I'll tell you what's the best thing about this car though: I know how to change parts under the hood. I'm not such a grease monkey that I want to don coveralls and slide underneath, but my grandfather taught me how to fix a few simple things. It's fortunate that Chevys have big enough noses that everything is pretty reachable in the engine, unlike the foreign cars which are packed tighter than jeans from Hot Topic.
Grandpa always said it must've been built on a Wednesday because it hasn't had too many problems (knock on wood). A couple years ago though I had trouble with a mechanic that broke the IAC valve when he was replacing another part. He "fixed" it by putting a zip tie on it to hold the broken part in place. It worked, but c'mon - a zip tie? In a hot engine? Do the laws of physics mean anything to you?
He said it would be $130 to change the valve (even though he broke it!), so I asked him to show me what it was exactly. I think he wasn't counting on a girl that's not afraid of a little dirt. I bought the part myself for $70, undid the two bolts that held the old one to the top of the engine, bolted the new one on in its place and it's run fine ever since. Took me about 5 minutes.
Last summer I also dismantled the dash, removed the stereo head unit and installed a wire in the back so I have a direct hookup for my iPod. Works like a charm. During that process I had to get something from Radio Shack. The salesman and I got into a conversation about what I was doing and he finally asked me, "Do you intimidate your boyfriend?"

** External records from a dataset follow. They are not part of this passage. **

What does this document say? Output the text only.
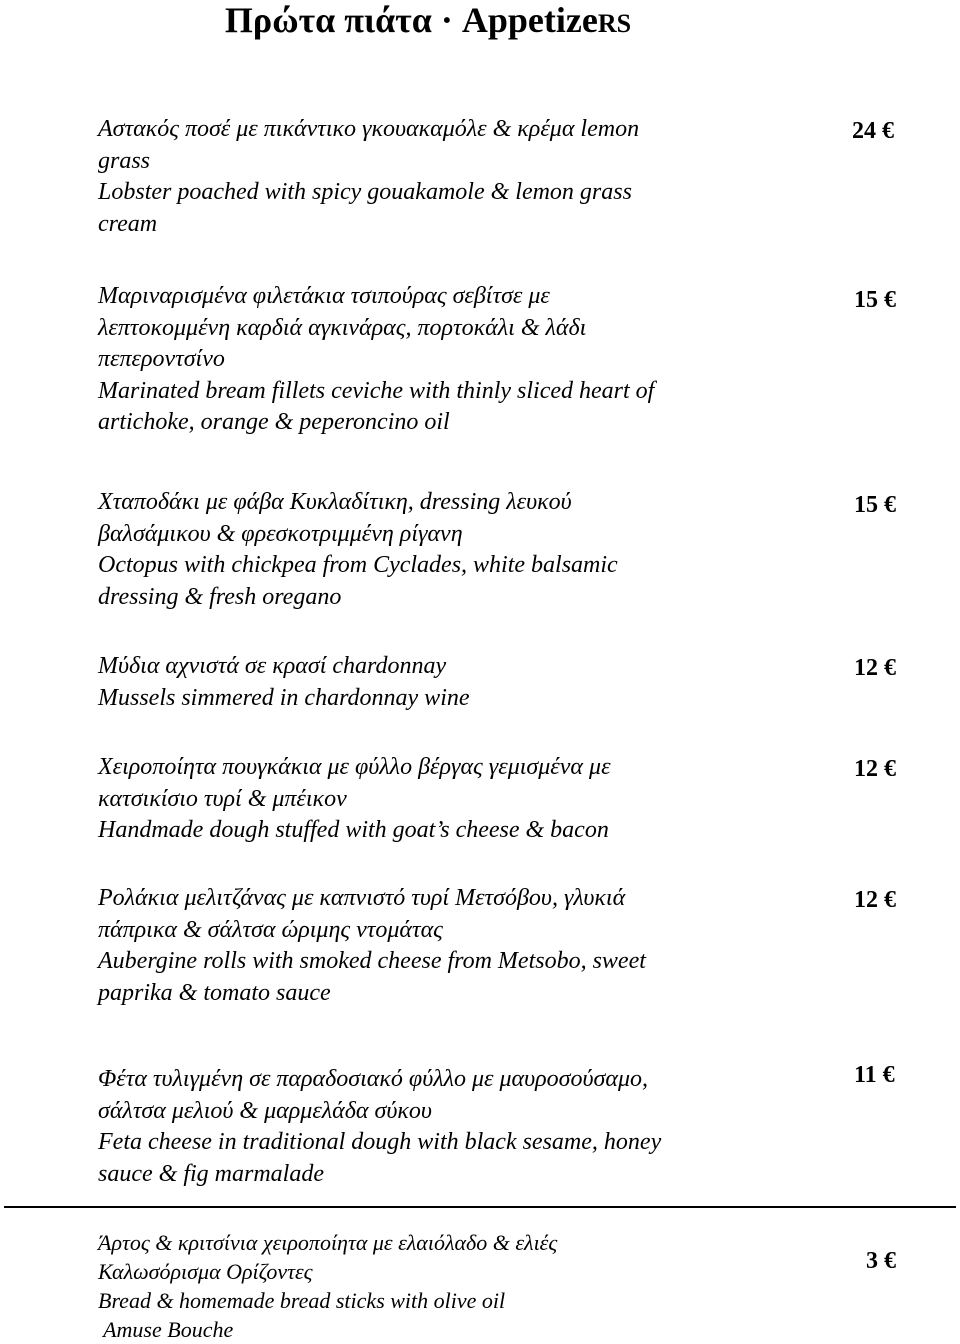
Πρώτα πιάτα · AppetizeRS
Αστακός ποσέ με πικάντικο γκουακαμόλε & κρέμα lemon
grass
Lobster poached with spicy gouakamole & lemon grass
cream
24 €
Μαριναρισμένα φιλετάκια τσιπούρας σεβίτσε με
λεπτοκομμένη καρδιά αγκινάρας, πορτοκάλι & λάδι
πεπεροντσίνο
Marinated bream fillets ceviche with thinly sliced heart of
artichoke, orange & peperoncino oil
15 €
Χταποδάκι με φάβα Κυκλαδίτικη, dressing λευκού
βαλσάμικου & φρεσκοτριμμένη ρίγανη
Octopus with chickpea from Cyclades, white balsamic
dressing & fresh oregano
15 €
Μύδια αχνιστά σε κρασί chardonnay
Mussels simmered in chardonnay wine
12 €
Χειροποίητα πουγκάκια με φύλλο βέργας γεμισμένα με
κατσικίσιο τυρί & μπέικον
Handmade dough stuffed with goat’s cheese & bacon
12 €
Ρολάκια μελιτζάνας με καπνιστό τυρί Μετσόβου, γλυκιά
πάπρικα & σάλτσα ώριμης ντομάτας
Aubergine rolls with smoked cheese from Metsobo, sweet
paprika & tomato sauce
12 €
Φέτα τυλιγμένη σε παραδοσιακό φύλλο με μαυροσούσαμο,
σάλτσα μελιού & μαρμελάδα σύκου
Feta cheese in traditional dough with black sesame, honey
sauce & fig marmalade
11 €
Άρτος & κριτσίνια χειροποίητα με ελαιόλαδο & ελιές
Καλωσόρισμα Ορίζοντες
Bread & homemade bread sticks with olive oil
Amuse Bouche
3 €
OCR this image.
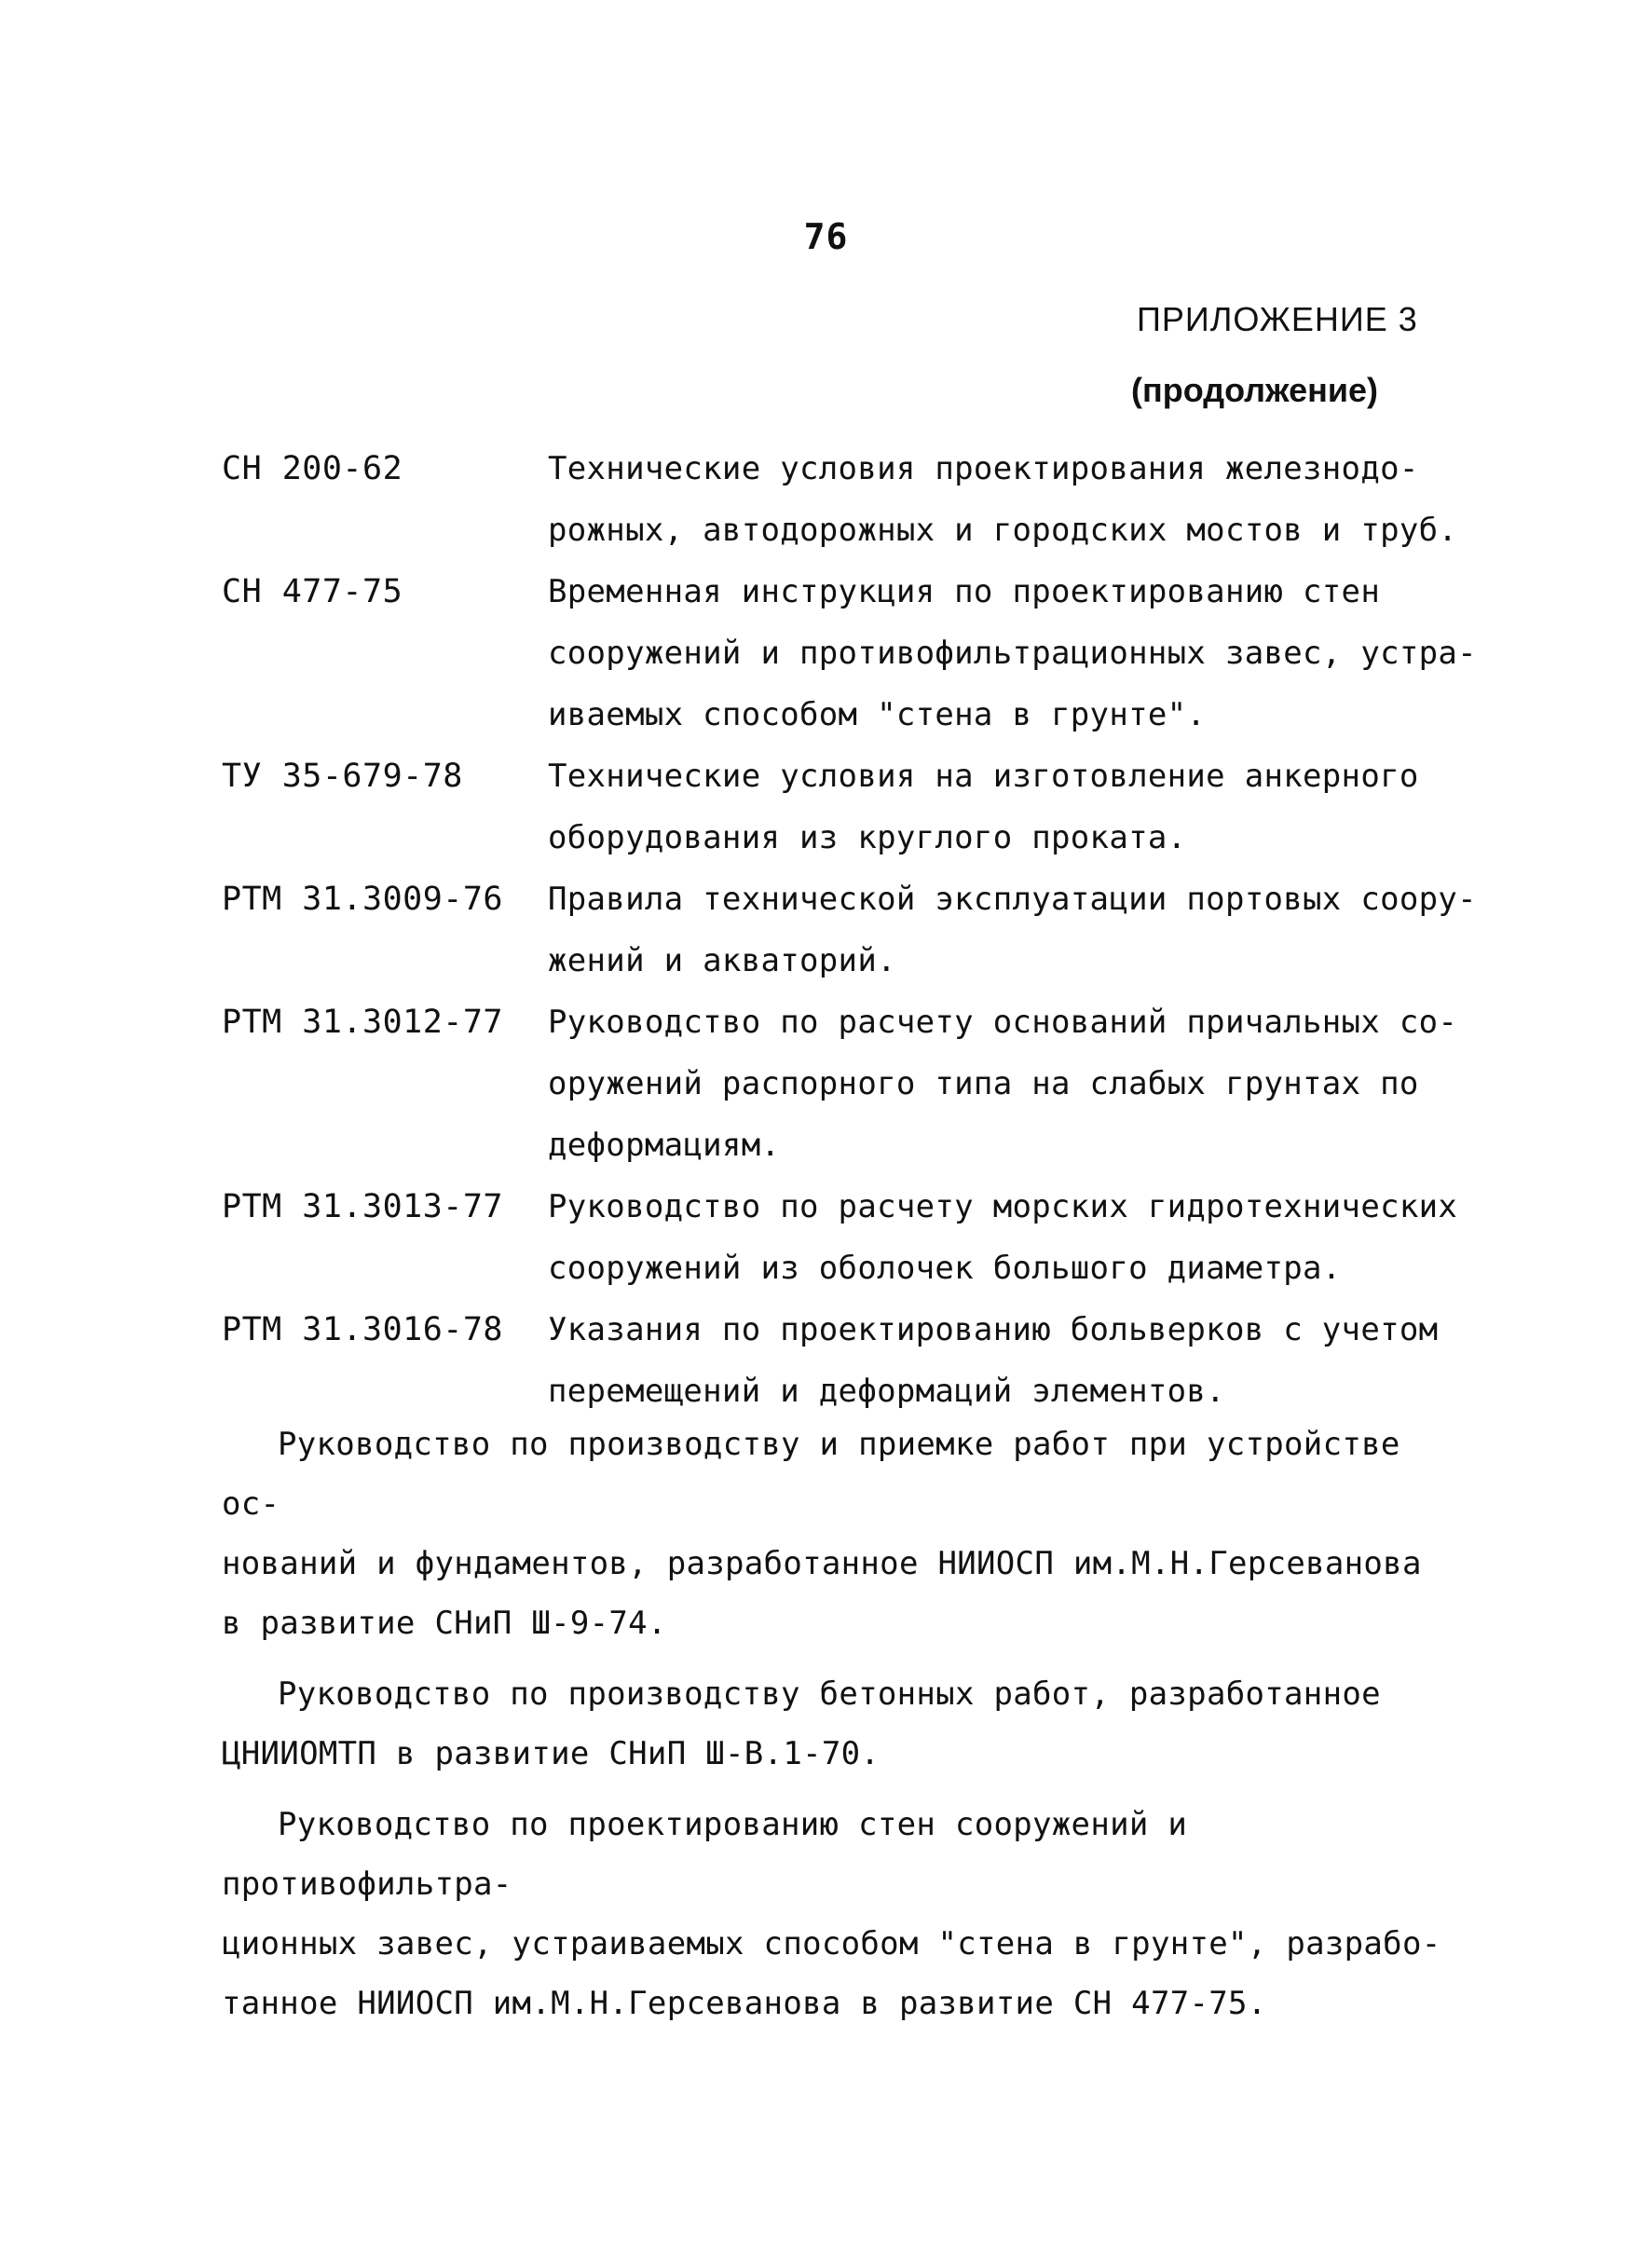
76
ПРИЛОЖЕНИЕ 3
(продолжение)
СН 200-62	Технические условия проектирования железнодо-
рожных, автодорожных и городских мостов и труб.
СН 477-75	Временная инструкция по проектированию стен
сооружений и противофильтрационных завес, устра-
иваемых способом "стена в грунте".
ТУ 35-679-78	Технические условия на изготовление анкерного
оборудования из круглого проката.
РТМ 31.3009-76	Правила технической эксплуатации портовых соору-
жений и акваторий.
РТМ 31.3012-77	Руководство по расчету оснований причальных со-
оружений распорного типа на слабых грунтах по
деформациям.
РТМ 31.3013-77	Руководство по расчету морских гидротехнических
сооружений из оболочек большого диаметра.
РТМ 31.3016-78	Указания по проектированию больверков с учетом
перемещений и деформаций элементов.

Руководство по производству и приемке работ при устройстве ос-
нований и фундаментов, разработанное НИИОСП им.М.Н.Герсеванова
в развитие СНиП Ш-9-74.

Руководство по производству бетонных работ, разработанное
ЦНИИОМТП в развитие СНиП Ш-В.1-70.

Руководство по проектированию стен сооружений и противофильтра-
ционных завес, устраиваемых способом "стена в грунте", разрабо-
танное НИИОСП им.М.Н.Герсеванова в развитие СН 477-75.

The most recent problem has been the battery. I let it sit in the garage for too long last year and it killed the battery completely. Gives new meaning to "like a rock" when you turn the key and nothing happens. I bought a new battery a month ago, but it was having trouble holding a charge. I thought it might be something electrical draining the battery, but our new mechanic thought maybe the new battery was just a bad one, so tonight I disconnected it (for the second time), hauled it back to Walmart to exchange for another one, and installed the new one (again) all by myself. Once everything was tightened up, I got behind the wheel and turned the key and sure enough it fired right up. That is one of the most satisfying sounds ever: hearing the engine turn over after you've been messing around under the hood. Now we'll see if it still feels like starting tomorrow morning. Gotta love a Chevy.